Se observarmos os movimentos artísticos – pintura, escultura, música, teatro, literatura – e, mais recentemente, o cinema, poderemos sentir com clareza, através dos séculos, aquisições que paulatinamente estariam a configurar novas técnicas relacionadas às artes, mas que sofreram influências do passado.
Parte-se sempre da aquisição daqueles que permaneceram pela qualidade, referências paradigmáticas, estabelecendo-se então princípios orientativos para o aprimoramento. Legião de aprendizes dirigem-se diariamente aos museus ou às escolas especializadas e retratam o que foi realizado e que perdurou, assim como modelos ao vivo. Escultura, pintura e desenho estimulam essa possibilidade do vir a ser. Busca-se, através da imitação, chegar ao conhecimento das técnicas elementares às apuradas, que servirão no futuro, se qualidade houver, à própria criatividade daquele que está, de certa forma, a imitar ou a reproduzir gestos e traços.
Na Música, o termo Imitação é utilizado quando frase anteriormente exposta é novamente apresentada, alterada ou não, em outro segmento da textura musical. Essa característica repetitiva poderá obedecer a inúmeros critérios na organização da obra. Sob outra égide, as técnicas das escolas de composição não estariam a estabecer a constante presença de alicerces seguros que demonstram origens? Para a interpretação, que maior modelo para um estudante do que ouvir os grandes mestres?
Não reconhecer que ideias foram extraídas de acertos seria falta de modéstia.

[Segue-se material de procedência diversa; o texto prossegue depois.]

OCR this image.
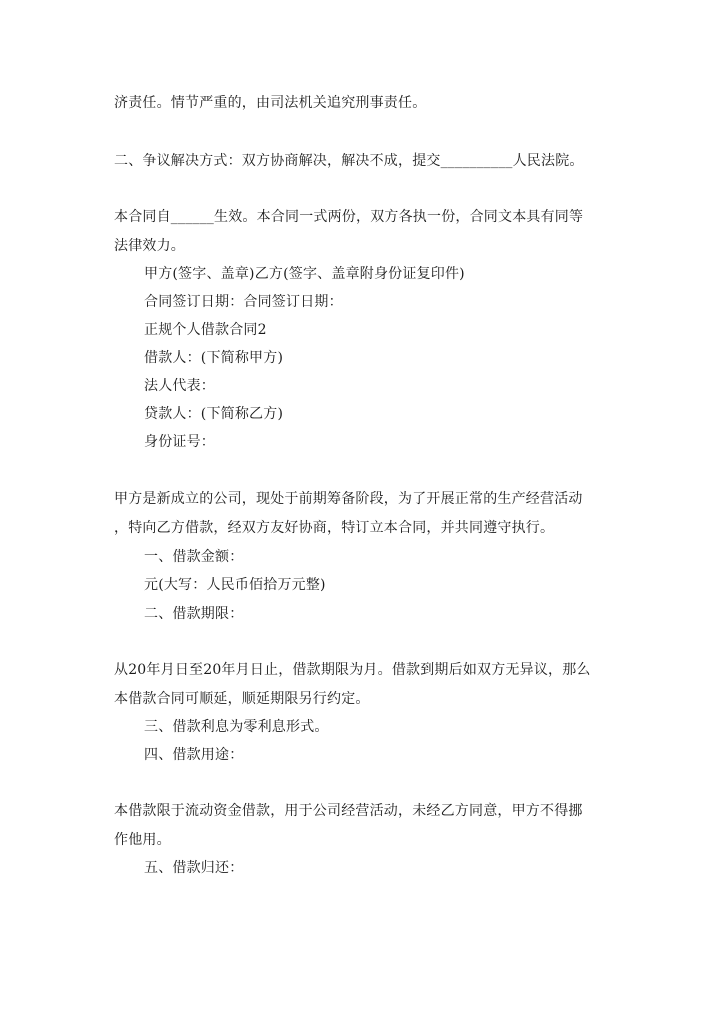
济责任。情节严重的，由司法机关追究刑事责任。
二、争议解决方式：双方协商解决，解决不成，提交__________人民法院。
本合同自______生效。本合同一式两份，双方各执一份，合同文本具有同等
法律效力。
甲方(签字、盖章)乙方(签字、盖章附身份证复印件)
合同签订日期：合同签订日期：
正规个人借款合同2
借款人：(下简称甲方)
法人代表：
贷款人：(下简称乙方)
身份证号：
甲方是新成立的公司，现处于前期筹备阶段，为了开展正常的生产经营活动
，特向乙方借款，经双方友好协商，特订立本合同，并共同遵守执行。
一、借款金额：
元(大写：人民币佰拾万元整)
二、借款期限：
从20年月日至20年月日止，借款期限为月。借款到期后如双方无异议，那么
本借款合同可顺延，顺延期限另行约定。
三、借款利息为零利息形式。
四、借款用途：
本借款限于流动资金借款，用于公司经营活动，未经乙方同意，甲方不得挪
作他用。
五、借款归还：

Quando o ilustre compositor Francisco Mignone (1897-1986) escreveu A Parte do Anjo – Autocrítica de um Cinquentenário (São Paulo, E.S.Mangione,1947), teceria considerações sinceras e sem preconceitos a respeito do plágio. Em sendo o aproveitamento de “elementos fecundos da criação alheia”, considera que “Ninguém é inteiramente pessoal. O que devo é organizar essa faculdade de maneira a me aproveitar do alheio”. Observa: “Todos os grandes artistas de todas as artes foram enormes plagiários. O plágio só é condenável quando feito com a intenção de roubar o sucesso alheio”. Menciona poeta paulista: “Guilherme de Almeida plagiou descaradamente Pierre Loüys, mas conseguiu fazer as admiráveis Canções Gregas”. A acompanhar a História: “Foi a tempestade de Ulisses, em Homero, que deu a tempestade de Virgílio, e esta deu a tempestade de Camões. São tempestades idênticas, e no entanto… são três tempestades!” Enumera compositores que permaneceram na história como tendo recorrido às aquisições de seus ascendentes: “deixar de bobagens e de pruridos de ser original. Originalidade está na lógica da criação e si Debussy é feito de uma parte de franceses (até de Massenet!), e uma terça parte de Moussorgsky, lhe bastou botar uma terça parte de Debussy na sua criação para ser original e chefe de escola!” Explicaria essa atitude a adesão a preceitos europeus no quesito composição. Fá-lo conscientemente, mas se fosse criticado e “si os outros disserem que estou imitando, si disserem que a minha invenção melódica é banal, que estou mostrando o meu rabinho italiano em meu brilho e violência apaixonadas, mandarei todos àquela parte”. As convicções de Francisco Mignone permaneceram ao longo das décadas. Cerca de um ano antes de sua morte, ocorrida em 1986, escreveu-me carta a ratificar convicções: “Junto vai a ‘Parte do Anjo’. Você vai encontrar a minha maneira de ser como artista. Continuo e permaneço sempre o mesmo!”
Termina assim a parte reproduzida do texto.